Ainsi, Taylor ne sera jamais prise en défaut, sauf à verser des larmes (touchantes) lorsque ce psychopathe de Kanye West s’en est prise à elle (drama qui à la fin des 2000s tint durant des mois le monde en haleine) : pas de problèmes d’alcool ou de drogues, aucun propos borderline (elle n’aime ni Trump ni les flingues ni la fourrure, comme tous gens de sa caste), ni photographies dénudées, là où tant d’autres recourent au string, au scandale et au tapage pour exister.

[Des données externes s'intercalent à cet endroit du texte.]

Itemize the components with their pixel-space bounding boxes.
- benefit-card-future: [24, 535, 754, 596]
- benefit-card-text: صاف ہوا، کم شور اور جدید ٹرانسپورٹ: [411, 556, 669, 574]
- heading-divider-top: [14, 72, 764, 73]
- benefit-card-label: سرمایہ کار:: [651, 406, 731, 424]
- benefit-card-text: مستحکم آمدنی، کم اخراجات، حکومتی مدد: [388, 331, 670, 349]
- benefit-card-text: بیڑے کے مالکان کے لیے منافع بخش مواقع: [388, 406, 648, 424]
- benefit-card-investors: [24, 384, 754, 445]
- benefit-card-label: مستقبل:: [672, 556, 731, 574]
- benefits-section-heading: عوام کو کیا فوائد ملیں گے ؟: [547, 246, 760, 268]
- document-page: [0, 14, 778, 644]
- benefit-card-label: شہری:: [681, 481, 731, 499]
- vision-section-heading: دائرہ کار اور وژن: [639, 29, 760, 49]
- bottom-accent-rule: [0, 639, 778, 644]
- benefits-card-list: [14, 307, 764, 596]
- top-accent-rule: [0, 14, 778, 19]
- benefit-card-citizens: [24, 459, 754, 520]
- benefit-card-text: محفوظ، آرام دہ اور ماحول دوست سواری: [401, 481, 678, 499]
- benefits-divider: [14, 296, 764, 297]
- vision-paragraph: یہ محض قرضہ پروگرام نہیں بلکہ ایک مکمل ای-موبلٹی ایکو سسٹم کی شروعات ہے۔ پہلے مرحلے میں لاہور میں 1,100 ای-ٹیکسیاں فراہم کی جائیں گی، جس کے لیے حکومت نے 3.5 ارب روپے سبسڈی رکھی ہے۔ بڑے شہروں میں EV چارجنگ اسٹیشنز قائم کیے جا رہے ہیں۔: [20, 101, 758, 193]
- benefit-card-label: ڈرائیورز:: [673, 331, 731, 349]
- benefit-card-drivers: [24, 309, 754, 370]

Et puis il y a les chiffres, impressionnants : depuis le début de sa carrière en 2006, Taylor a vendu plus de 200 millions d’albums, ce qui en fait l’artiste contemporaine la plus bankable. Devant elle, pas grand monde – The Beatles, Michael Jackson, Elvis Presley, Madonna, Rihanna et Eminem. En termes de ventes, nul doute qu’elle les dépassera, quand bien même avec sa peau pâle, ses cheveux blonds et ses yeux bleus, elle est aujourd’hui la princesse soft d’une Amérique qui, dans un mouvement paradoxal, rejette des caractéristiques physiques et sociales, qu’elle juge désormais oppressantes : il semblerait que le grand (petit) plus de Taylor Swift ne réside pas dans son apparence mais dans les mots qu’elle chante (d’une voix par ailleurs anecdotique), textes introspectifs visant à l’universel, s’adressant à tous ceux qui doutent et se réveillent la nuit – au pays de opioïdes, je suppose qu’ils sont nombreux.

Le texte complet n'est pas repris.